Le 25 Mai, une semaine après son échec à l'élection présidentielle, F. Mitterrand lançait au nom du P.S., un appel à la tenue pour l'automne "d'assises du socialisme". Il s'agissait alors pour le P.S., au lendemain de la campagne électorale, de profiter et récupérer au maximum les résultats du score électoral pour se renforcer au détriment de son allié "communiste".

Une semaine après, le bureau national de la C.F.D.T. décidait à son tour d'associer la confédération à ces assises sur le socialisme :
"le Bureau National apprécie comme un élément positif l'appel lancé par F. Mitterrand. Nombre de ces militants, dans le respect de l'autonomie syndicale à tous les niveaux, tiendront à apporter leur contribution spécifique et à favoriser autour d'un véritable projet de société socialiste, démocratique et autogestionnaire, la naissance de la grande force socialiste dont le mouvement ouvrier a besoin".

Voilà un appel clair. Depuis des années, la direction C.F.D.T. se proclamait et se proclame toujours indépendante de tout parti politique et dénonce la direction du P"C"F dans la CGT. En fait, le thème du socialisme autogestionnaire, sert de justificatif aux dirigeants "apolitiques" de la C.F.D.T. pour élargir ses liens avec le réformisme, pour renforcer la main mise du P.S.,sur ce syndicat.

Les tentatives pour faire croire que le syndicat n'était pas engagé dans cette opération, qu'il ne s'agissait que de militants s'y engageant individuellement, ont été constamment démenties ! Le B.N. lui-même invitait les militants à répondre aux propositions de Mitterrand ; 10 membres du B.N. et des responsables régionaux et fédéraux, lançaient un appel public signé à "titre individuel" et le syndicat ne serait pas engagé ! L'utilisation des structures syndicales pour faire signer cet appel, alors que le débat n'était pas engagé dans les sections, montre bien qu'il s'agissait d'une opération orchestrée par l'équipe dirigeante.

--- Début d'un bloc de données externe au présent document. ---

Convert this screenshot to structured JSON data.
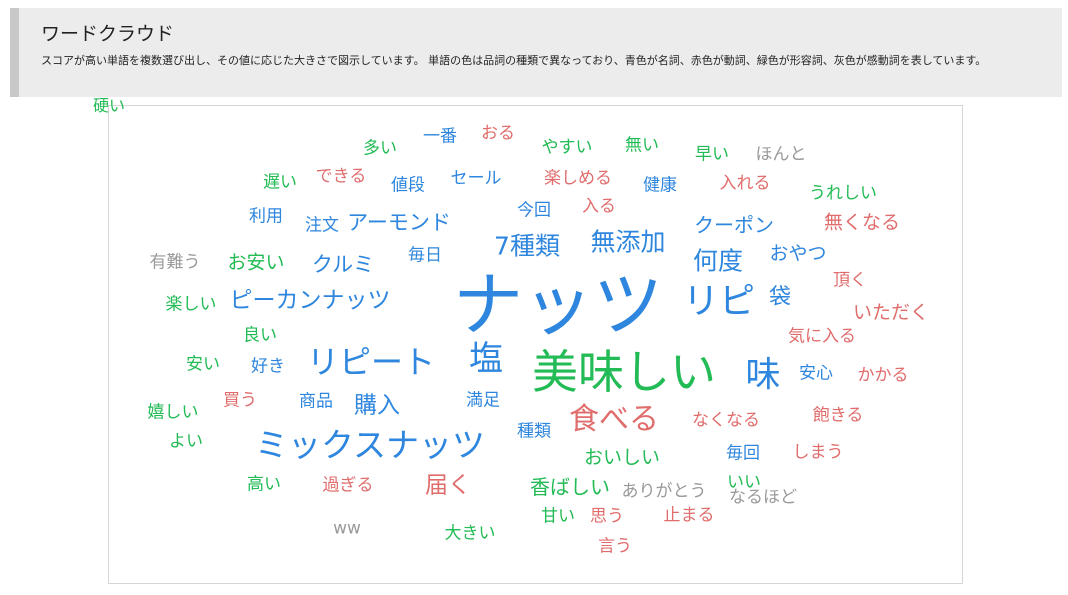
{
  "header": {
    "title": "ワードクラウド",
    "description": "スコアが高い単語を複数選び出し、その値に応じた大きさで図示しています。 単語の色は品詞の種類で異なっており、青色が名詞、赤色が動詞、緑色が形容詞、灰色が感動詞を表しています。"
  },
  "colors": {
    "noun": "#2e86de",
    "verb": "#e06c6c",
    "adjective": "#22bb55",
    "interjection": "#9a9a9a"
  },
  "words": [
    {
      "text": "多い",
      "pos": "adjective"
    },
    {
      "text": "一番",
      "pos": "noun"
    },
    {
      "text": "おる",
      "pos": "verb"
    },
    {
      "text": "やすい",
      "pos": "adjective"
    },
    {
      "text": "無い",
      "pos": "adjective"
    },
    {
      "text": "早い",
      "pos": "adjective"
    },
    {
      "text": "ほんと",
      "pos": "interjection"
    },
    {
      "text": "遅い",
      "pos": "adjective"
    },
    {
      "text": "できる",
      "pos": "verb"
    },
    {
      "text": "値段",
      "pos": "noun"
    },
    {
      "text": "セール",
      "pos": "noun"
    },
    {
      "text": "楽しめる",
      "pos": "verb"
    },
    {
      "text": "健康",
      "pos": "noun"
    },
    {
      "text": "入れる",
      "pos": "verb"
    },
    {
      "text": "うれしい",
      "pos": "adjective"
    },
    {
      "text": "利用",
      "pos": "noun"
    },
    {
      "text": "注文",
      "pos": "noun"
    },
    {
      "text": "アーモンド",
      "pos": "noun"
    },
    {
      "text": "今回",
      "pos": "noun"
    },
    {
      "text": "入る",
      "pos": "verb"
    },
    {
      "text": "クーポン",
      "pos": "noun"
    },
    {
      "text": "無くなる",
      "pos": "verb"
    },
    {
      "text": "7種類",
      "pos": "noun"
    },
    {
      "text": "無添加",
      "pos": "noun"
    },
    {
      "text": "有難う",
      "pos": "interjection"
    },
    {
      "text": "お安い",
      "pos": "adjective"
    },
    {
      "text": "クルミ",
      "pos": "noun"
    },
    {
      "text": "毎日",
      "pos": "noun"
    },
    {
      "text": "何度",
      "pos": "noun"
    },
    {
      "text": "おやつ",
      "pos": "noun"
    },
    {
      "text": "頂く",
      "pos": "verb"
    },
    {
      "text": "ナッツ",
      "pos": "noun"
    },
    {
      "text": "楽しい",
      "pos": "adjective"
    },
    {
      "text": "ピーカンナッツ",
      "pos": "noun"
    },
    {
      "text": "リピ",
      "pos": "noun"
    },
    {
      "text": "袋",
      "pos": "noun"
    },
    {
      "text": "いただく",
      "pos": "verb"
    },
    {
      "text": "良い",
      "pos": "adjective"
    },
    {
      "text": "気に入る",
      "pos": "verb"
    },
    {
      "text": "安い",
      "pos": "adjective"
    },
    {
      "text": "好き",
      "pos": "noun"
    },
    {
      "text": "リピート",
      "pos": "noun"
    },
    {
      "text": "塩",
      "pos": "noun"
    },
    {
      "text": "美味しい",
      "pos": "adjective"
    },
    {
      "text": "味",
      "pos": "noun"
    },
    {
      "text": "安心",
      "pos": "noun"
    },
    {
      "text": "かかる",
      "pos": "verb"
    },
    {
      "text": "買う",
      "pos": "verb"
    },
    {
      "text": "商品",
      "pos": "noun"
    },
    {
      "text": "購入",
      "pos": "noun"
    },
    {
      "text": "満足",
      "pos": "noun"
    },
    {
      "text": "嬉しい",
      "pos": "adjective"
    },
    {
      "text": "食べる",
      "pos": "verb"
    },
    {
      "text": "なくなる",
      "pos": "verb"
    },
    {
      "text": "飽きる",
      "pos": "verb"
    },
    {
      "text": "よい",
      "pos": "adjective"
    },
    {
      "text": "ミックスナッツ",
      "pos": "noun"
    },
    {
      "text": "種類",
      "pos": "noun"
    },
    {
      "text": "おいしい",
      "pos": "adjective"
    },
    {
      "text": "毎回",
      "pos": "noun"
    },
    {
      "text": "しまう",
      "pos": "verb"
    },
    {
      "text": "高い",
      "pos": "adjective"
    },
    {
      "text": "過ぎる",
      "pos": "verb"
    },
    {
      "text": "届く",
      "pos": "verb"
    },
    {
      "text": "香ばしい",
      "pos": "adjective"
    },
    {
      "text": "ありがとう",
      "pos": "interjection"
    },
    {
      "text": "いい",
      "pos": "adjective"
    },
    {
      "text": "なるほど",
      "pos": "interjection"
    },
    {
      "text": "ww",
      "pos": "interjection"
    },
    {
      "text": "甘い",
      "pos": "adjective"
    },
    {
      "text": "思う",
      "pos": "verb"
    },
    {
      "text": "止まる",
      "pos": "verb"
    },
    {
      "text": "大きい",
      "pos": "adjective"
    },
    {
      "text": "言う",
      "pos": "verb"
    },
    {
      "text": "硬い",
      "pos": "adjective"
    }
  ]
}
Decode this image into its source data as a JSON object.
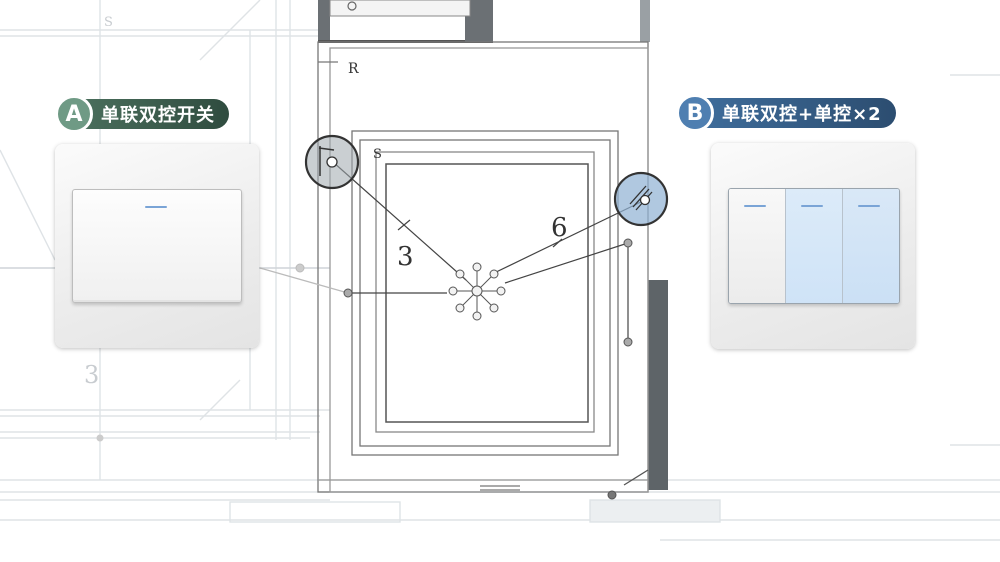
{
  "labels": {
    "a": {
      "letter": "A",
      "text": "单联双控开关"
    },
    "b": {
      "letter": "B",
      "text": "单联双控+单控×2"
    }
  },
  "plan": {
    "room_mark_outer": "R",
    "room_mark_inner": "S",
    "room_mark_top_left": "S",
    "wire_count_left": "3",
    "wire_count_right": "6",
    "wire_count_far_left": "3"
  },
  "colors": {
    "label_a": "#4a6e5c",
    "label_b": "#3e6c9a",
    "switch_b_keys": "#cfe3f7",
    "highlight_b": "#8fb0d3"
  }
}
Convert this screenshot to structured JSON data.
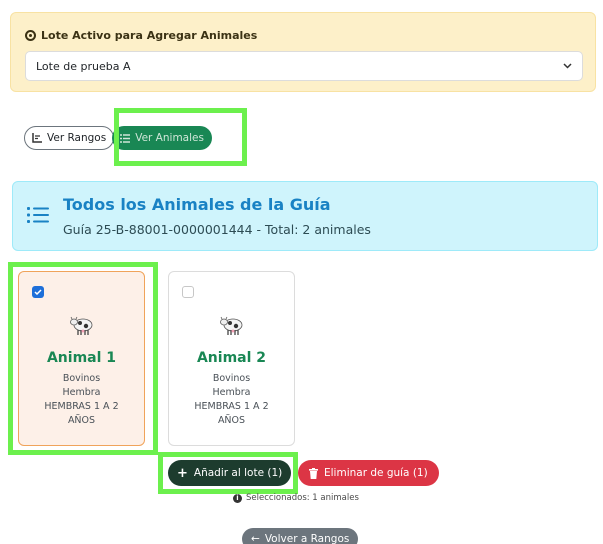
{
  "lot_panel": {
    "title": "Lote Activo para Agregar Animales",
    "selected_value": "Lote de prueba A"
  },
  "view_toggle": {
    "ranges_label": "Ver Rangos",
    "animals_label": "Ver Animales"
  },
  "banner": {
    "title": "Todos los Animales de la Guía",
    "subtitle": "Guía 25-B-88001-0000001444 - Total: 2 animales"
  },
  "animals": [
    {
      "name": "Animal 1",
      "species": "Bovinos",
      "sex": "Hembra",
      "category_line1": "HEMBRAS 1 A 2",
      "category_line2": "AÑOS",
      "checked": true
    },
    {
      "name": "Animal 2",
      "species": "Bovinos",
      "sex": "Hembra",
      "category_line1": "HEMBRAS 1 A 2",
      "category_line2": "AÑOS",
      "checked": false
    }
  ],
  "actions": {
    "add_label": "Añadir al lote (1)",
    "delete_label": "Eliminar de guía (1)",
    "selected_info": "Seleccionados: 1 animales",
    "back_label": "Volver a Rangos"
  },
  "colors": {
    "primary_green": "#198754",
    "danger_red": "#dc3545",
    "highlight": "#6cf04d",
    "warning_bg": "#fdf0c9",
    "info_bg": "#cff4fc"
  },
  "icons": [
    "target-icon",
    "chevron-down-icon",
    "chart-icon",
    "list-icon",
    "cow-icon",
    "plus-icon",
    "trash-icon",
    "info-icon",
    "arrow-left-icon"
  ]
}
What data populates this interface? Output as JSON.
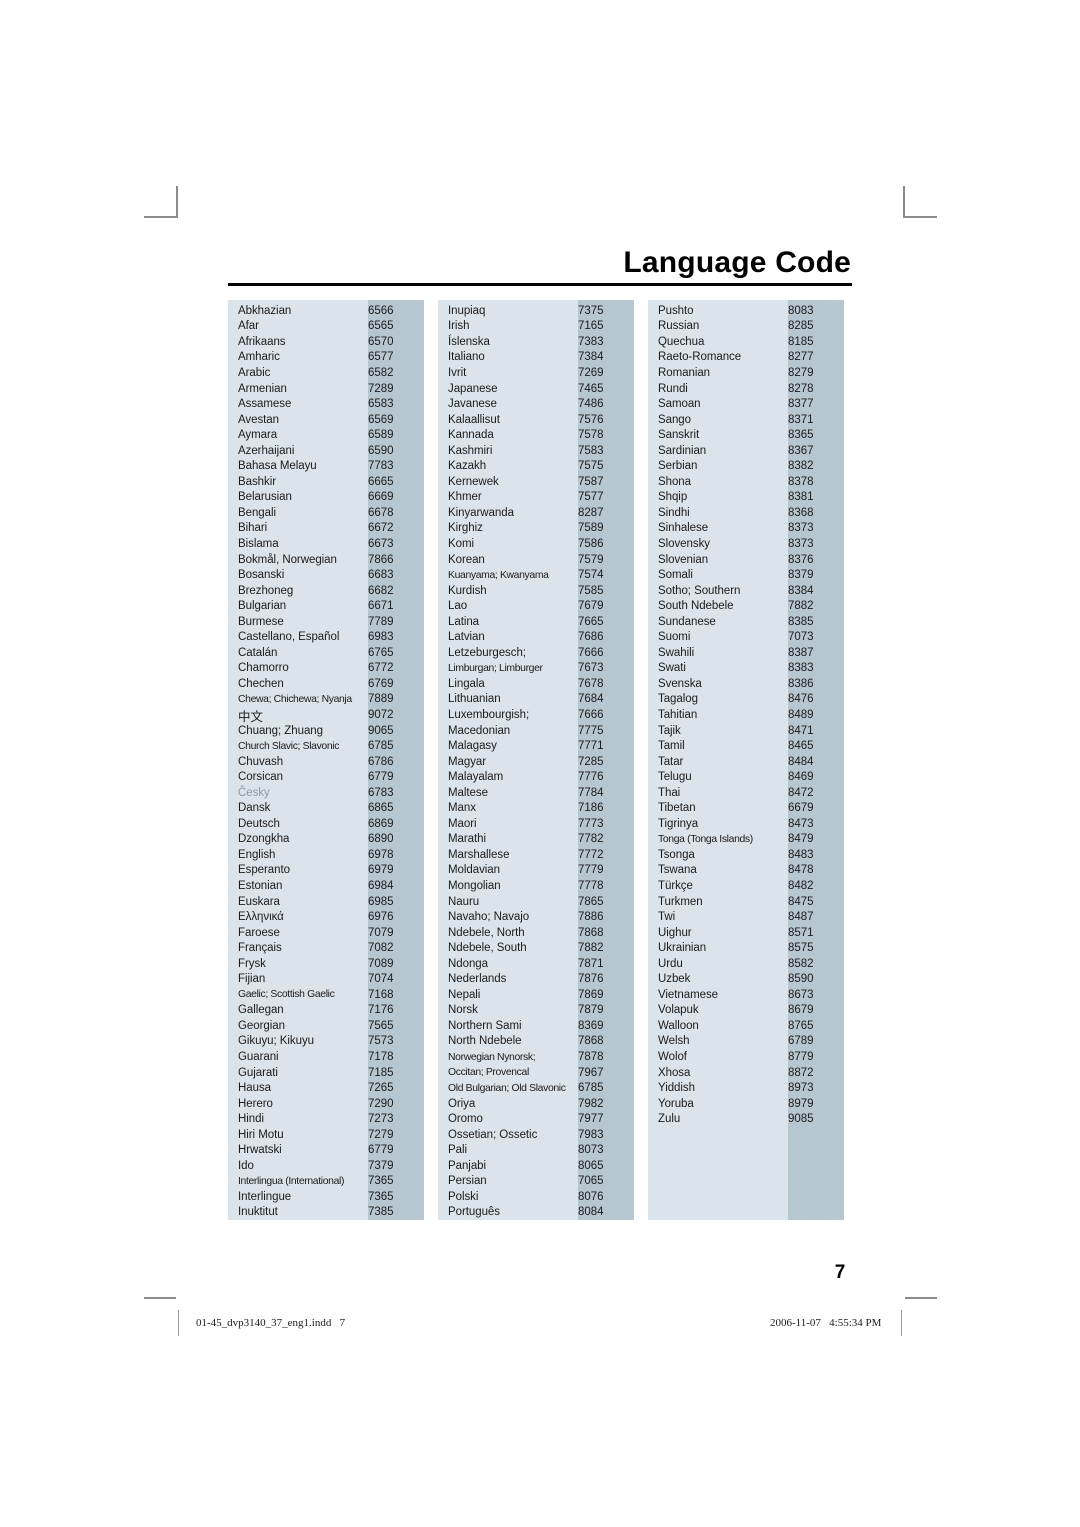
{
  "document": {
    "page_title": "Language Code",
    "page_number": "7",
    "footer_left": "01-45_dvp3140_37_eng1.indd   7",
    "footer_right": "2006-11-07   4:55:34 PM"
  },
  "colors": {
    "panel_background": "#dbe4ea",
    "code_column_background": "#b7c7d1",
    "text": "#1b1b1b",
    "rule": "#000000",
    "crop_mark": "#8c8c8c"
  },
  "table": {
    "columns": [
      {
        "id": "column-1",
        "rows": [
          {
            "language": "Abkhazian",
            "code": "6566"
          },
          {
            "language": "Afar",
            "code": "6565"
          },
          {
            "language": "Afrikaans",
            "code": "6570"
          },
          {
            "language": "Amharic",
            "code": "6577"
          },
          {
            "language": "Arabic",
            "code": "6582"
          },
          {
            "language": "Armenian",
            "code": "7289"
          },
          {
            "language": "Assamese",
            "code": "6583"
          },
          {
            "language": "Avestan",
            "code": "6569"
          },
          {
            "language": "Aymara",
            "code": "6589"
          },
          {
            "language": "Azerhaijani",
            "code": "6590"
          },
          {
            "language": "Bahasa Melayu",
            "code": "7783"
          },
          {
            "language": "Bashkir",
            "code": "6665"
          },
          {
            "language": "Belarusian",
            "code": "6669"
          },
          {
            "language": "Bengali",
            "code": "6678"
          },
          {
            "language": "Bihari",
            "code": "6672"
          },
          {
            "language": "Bislama",
            "code": "6673"
          },
          {
            "language": "Bokmål, Norwegian",
            "code": "7866"
          },
          {
            "language": "Bosanski",
            "code": "6683"
          },
          {
            "language": "Brezhoneg",
            "code": "6682"
          },
          {
            "language": "Bulgarian",
            "code": "6671"
          },
          {
            "language": "Burmese",
            "code": "7789"
          },
          {
            "language": "Castellano, Español",
            "code": "6983"
          },
          {
            "language": "Catalán",
            "code": "6765"
          },
          {
            "language": "Chamorro",
            "code": "6772"
          },
          {
            "language": "Chechen",
            "code": "6769"
          },
          {
            "language": "Chewa; Chichewa; Nyanja",
            "code": "7889",
            "style": "tight"
          },
          {
            "language": "中文",
            "code": "9072",
            "style": "cjk"
          },
          {
            "language": "Chuang; Zhuang",
            "code": "9065"
          },
          {
            "language": "Church Slavic; Slavonic",
            "code": "6785",
            "style": "tight"
          },
          {
            "language": "Chuvash",
            "code": "6786"
          },
          {
            "language": "Corsican",
            "code": "6779"
          },
          {
            "language": "Česky",
            "code": "6783",
            "style": "faint"
          },
          {
            "language": "Dansk",
            "code": "6865"
          },
          {
            "language": "Deutsch",
            "code": "6869"
          },
          {
            "language": "Dzongkha",
            "code": "6890"
          },
          {
            "language": "English",
            "code": "6978"
          },
          {
            "language": "Esperanto",
            "code": "6979"
          },
          {
            "language": "Estonian",
            "code": "6984"
          },
          {
            "language": "Euskara",
            "code": "6985"
          },
          {
            "language": "Ελληνικά",
            "code": "6976"
          },
          {
            "language": "Faroese",
            "code": "7079"
          },
          {
            "language": "Français",
            "code": "7082"
          },
          {
            "language": "Frysk",
            "code": "7089"
          },
          {
            "language": "Fijian",
            "code": "7074"
          },
          {
            "language": "Gaelic; Scottish Gaelic",
            "code": "7168",
            "style": "tight"
          },
          {
            "language": "Gallegan",
            "code": "7176"
          },
          {
            "language": "Georgian",
            "code": "7565"
          },
          {
            "language": "Gikuyu; Kikuyu",
            "code": "7573"
          },
          {
            "language": "Guarani",
            "code": "7178"
          },
          {
            "language": "Gujarati",
            "code": "7185"
          },
          {
            "language": "Hausa",
            "code": "7265"
          },
          {
            "language": "Herero",
            "code": "7290"
          },
          {
            "language": "Hindi",
            "code": "7273"
          },
          {
            "language": "Hiri Motu",
            "code": "7279"
          },
          {
            "language": "Hrwatski",
            "code": "6779"
          },
          {
            "language": "Ido",
            "code": "7379"
          },
          {
            "language": "Interlingua (International)",
            "code": "7365",
            "style": "tight"
          },
          {
            "language": "Interlingue",
            "code": "7365"
          },
          {
            "language": "Inuktitut",
            "code": "7385"
          }
        ]
      },
      {
        "id": "column-2",
        "rows": [
          {
            "language": "Inupiaq",
            "code": "7375"
          },
          {
            "language": "Irish",
            "code": "7165"
          },
          {
            "language": "Íslenska",
            "code": "7383"
          },
          {
            "language": "Italiano",
            "code": "7384"
          },
          {
            "language": "Ivrit",
            "code": "7269"
          },
          {
            "language": "Japanese",
            "code": "7465"
          },
          {
            "language": "Javanese",
            "code": "7486"
          },
          {
            "language": "Kalaallisut",
            "code": "7576"
          },
          {
            "language": "Kannada",
            "code": "7578"
          },
          {
            "language": "Kashmiri",
            "code": "7583"
          },
          {
            "language": "Kazakh",
            "code": "7575"
          },
          {
            "language": "Kernewek",
            "code": "7587"
          },
          {
            "language": "Khmer",
            "code": "7577"
          },
          {
            "language": "Kinyarwanda",
            "code": "8287"
          },
          {
            "language": "Kirghiz",
            "code": "7589"
          },
          {
            "language": "Komi",
            "code": "7586"
          },
          {
            "language": "Korean",
            "code": "7579"
          },
          {
            "language": "Kuanyama; Kwanyama",
            "code": "7574",
            "style": "tight"
          },
          {
            "language": "Kurdish",
            "code": "7585"
          },
          {
            "language": "Lao",
            "code": "7679"
          },
          {
            "language": "Latina",
            "code": "7665"
          },
          {
            "language": "Latvian",
            "code": "7686"
          },
          {
            "language": "Letzeburgesch;",
            "code": "7666"
          },
          {
            "language": "Limburgan; Limburger",
            "code": "7673",
            "style": "tight"
          },
          {
            "language": "Lingala",
            "code": "7678"
          },
          {
            "language": "Lithuanian",
            "code": "7684"
          },
          {
            "language": "Luxembourgish;",
            "code": "7666"
          },
          {
            "language": "Macedonian",
            "code": "7775"
          },
          {
            "language": "Malagasy",
            "code": "7771"
          },
          {
            "language": "Magyar",
            "code": "7285"
          },
          {
            "language": "Malayalam",
            "code": "7776"
          },
          {
            "language": "Maltese",
            "code": "7784"
          },
          {
            "language": "Manx",
            "code": "7186"
          },
          {
            "language": "Maori",
            "code": "7773"
          },
          {
            "language": "Marathi",
            "code": "7782"
          },
          {
            "language": "Marshallese",
            "code": "7772"
          },
          {
            "language": "Moldavian",
            "code": "7779"
          },
          {
            "language": "Mongolian",
            "code": "7778"
          },
          {
            "language": "Nauru",
            "code": "7865"
          },
          {
            "language": "Navaho; Navajo",
            "code": "7886"
          },
          {
            "language": "Ndebele, North",
            "code": "7868"
          },
          {
            "language": "Ndebele, South",
            "code": "7882"
          },
          {
            "language": "Ndonga",
            "code": "7871"
          },
          {
            "language": "Nederlands",
            "code": "7876"
          },
          {
            "language": "Nepali",
            "code": "7869"
          },
          {
            "language": "Norsk",
            "code": "7879"
          },
          {
            "language": "Northern Sami",
            "code": "8369"
          },
          {
            "language": "North Ndebele",
            "code": "7868"
          },
          {
            "language": "Norwegian Nynorsk;",
            "code": "7878",
            "style": "tight"
          },
          {
            "language": "Occitan; Provencal",
            "code": "7967",
            "style": "tight"
          },
          {
            "language": "Old Bulgarian; Old Slavonic",
            "code": "6785",
            "style": "tight"
          },
          {
            "language": "Oriya",
            "code": "7982"
          },
          {
            "language": "Oromo",
            "code": "7977"
          },
          {
            "language": "Ossetian; Ossetic",
            "code": "7983"
          },
          {
            "language": "Pali",
            "code": "8073"
          },
          {
            "language": "Panjabi",
            "code": "8065"
          },
          {
            "language": "Persian",
            "code": "7065"
          },
          {
            "language": "Polski",
            "code": "8076"
          },
          {
            "language": "Português",
            "code": "8084"
          }
        ]
      },
      {
        "id": "column-3",
        "rows": [
          {
            "language": "Pushto",
            "code": "8083"
          },
          {
            "language": "Russian",
            "code": "8285"
          },
          {
            "language": "Quechua",
            "code": "8185"
          },
          {
            "language": "Raeto-Romance",
            "code": "8277"
          },
          {
            "language": "Romanian",
            "code": "8279"
          },
          {
            "language": "Rundi",
            "code": "8278"
          },
          {
            "language": "Samoan",
            "code": "8377"
          },
          {
            "language": "Sango",
            "code": "8371"
          },
          {
            "language": "Sanskrit",
            "code": "8365"
          },
          {
            "language": "Sardinian",
            "code": "8367"
          },
          {
            "language": "Serbian",
            "code": "8382"
          },
          {
            "language": "Shona",
            "code": "8378"
          },
          {
            "language": "Shqip",
            "code": "8381"
          },
          {
            "language": "Sindhi",
            "code": "8368"
          },
          {
            "language": "Sinhalese",
            "code": "8373"
          },
          {
            "language": "Slovensky",
            "code": "8373"
          },
          {
            "language": "Slovenian",
            "code": "8376"
          },
          {
            "language": "Somali",
            "code": "8379"
          },
          {
            "language": "Sotho; Southern",
            "code": "8384"
          },
          {
            "language": "South Ndebele",
            "code": "7882"
          },
          {
            "language": "Sundanese",
            "code": "8385"
          },
          {
            "language": "Suomi",
            "code": "7073"
          },
          {
            "language": "Swahili",
            "code": "8387"
          },
          {
            "language": "Swati",
            "code": "8383"
          },
          {
            "language": "Svenska",
            "code": "8386"
          },
          {
            "language": "Tagalog",
            "code": "8476"
          },
          {
            "language": "Tahitian",
            "code": "8489"
          },
          {
            "language": "Tajik",
            "code": "8471"
          },
          {
            "language": "Tamil",
            "code": "8465"
          },
          {
            "language": "Tatar",
            "code": "8484"
          },
          {
            "language": "Telugu",
            "code": "8469"
          },
          {
            "language": "Thai",
            "code": "8472"
          },
          {
            "language": "Tibetan",
            "code": "6679"
          },
          {
            "language": "Tigrinya",
            "code": "8473"
          },
          {
            "language": "Tonga (Tonga Islands)",
            "code": "8479",
            "style": "tight"
          },
          {
            "language": "Tsonga",
            "code": "8483"
          },
          {
            "language": "Tswana",
            "code": "8478"
          },
          {
            "language": "Türkçe",
            "code": "8482"
          },
          {
            "language": "Turkmen",
            "code": "8475"
          },
          {
            "language": "Twi",
            "code": "8487"
          },
          {
            "language": "Uighur",
            "code": "8571"
          },
          {
            "language": "Ukrainian",
            "code": "8575"
          },
          {
            "language": "Urdu",
            "code": "8582"
          },
          {
            "language": "Uzbek",
            "code": "8590"
          },
          {
            "language": "Vietnamese",
            "code": "8673"
          },
          {
            "language": "Volapuk",
            "code": "8679"
          },
          {
            "language": "Walloon",
            "code": "8765"
          },
          {
            "language": "Welsh",
            "code": "6789"
          },
          {
            "language": "Wolof",
            "code": "8779"
          },
          {
            "language": "Xhosa",
            "code": "8872"
          },
          {
            "language": "Yiddish",
            "code": "8973"
          },
          {
            "language": "Yoruba",
            "code": "8979"
          },
          {
            "language": "Zulu",
            "code": "9085"
          }
        ]
      }
    ]
  }
}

Donc, les 12 et 13 Octobre 74, se sont tenues ces "assises" dites du socialisme convoquées par le PS; y étaient présentes la minorité du P.S.U. qui avait suivi Rocard et la troisième composante, composée essentiellement des responsables C.F.D.T. avec à leur tête : Chérèque, responsable de la F.G.M. Y étaient exclus tous ceux qui voulaient débattre du socialisme, des liens partis-syndicats, mais qui refusaient d'accepter l'adhésion au P.S. Le document "Pour le socialisme" qui aurait dû être au centre du débat, n'a pratiquement pas fait l'objet de discussion.
Mais tout au long de cette campagne, de nombreuses protestations se sont faites jour. Ce fut d'abord des sections d'entreprises, certaines fédérations ou Union Régionales (Section Schlumberger, Fédé Hacuitex, UR Basse Normandie, etc...). Puis ce fut l'initiative prise par un groupe de syndiqués de faire circuler une pétition contre les assises et appelant à développer les acquis des luttes et la démocratie syndicale.

Cet appel a récolté plusieurs milliers de signatures et a permis de susciter un large débat dans le syndicat. Le Parti a soutenu à fond cette initiative. Aujourd'hui, l'opposition à la main-mise réformiste du P.S. sur la C.F.D.T. continue à se développer comme en témoigne l'opposition qui est apparue à l'occasion des différents congrès qui se sont tenus récemment, F.G.M., UR Basse Normandie, UD 13, etc... (Voir compte-rendu ci-dessous).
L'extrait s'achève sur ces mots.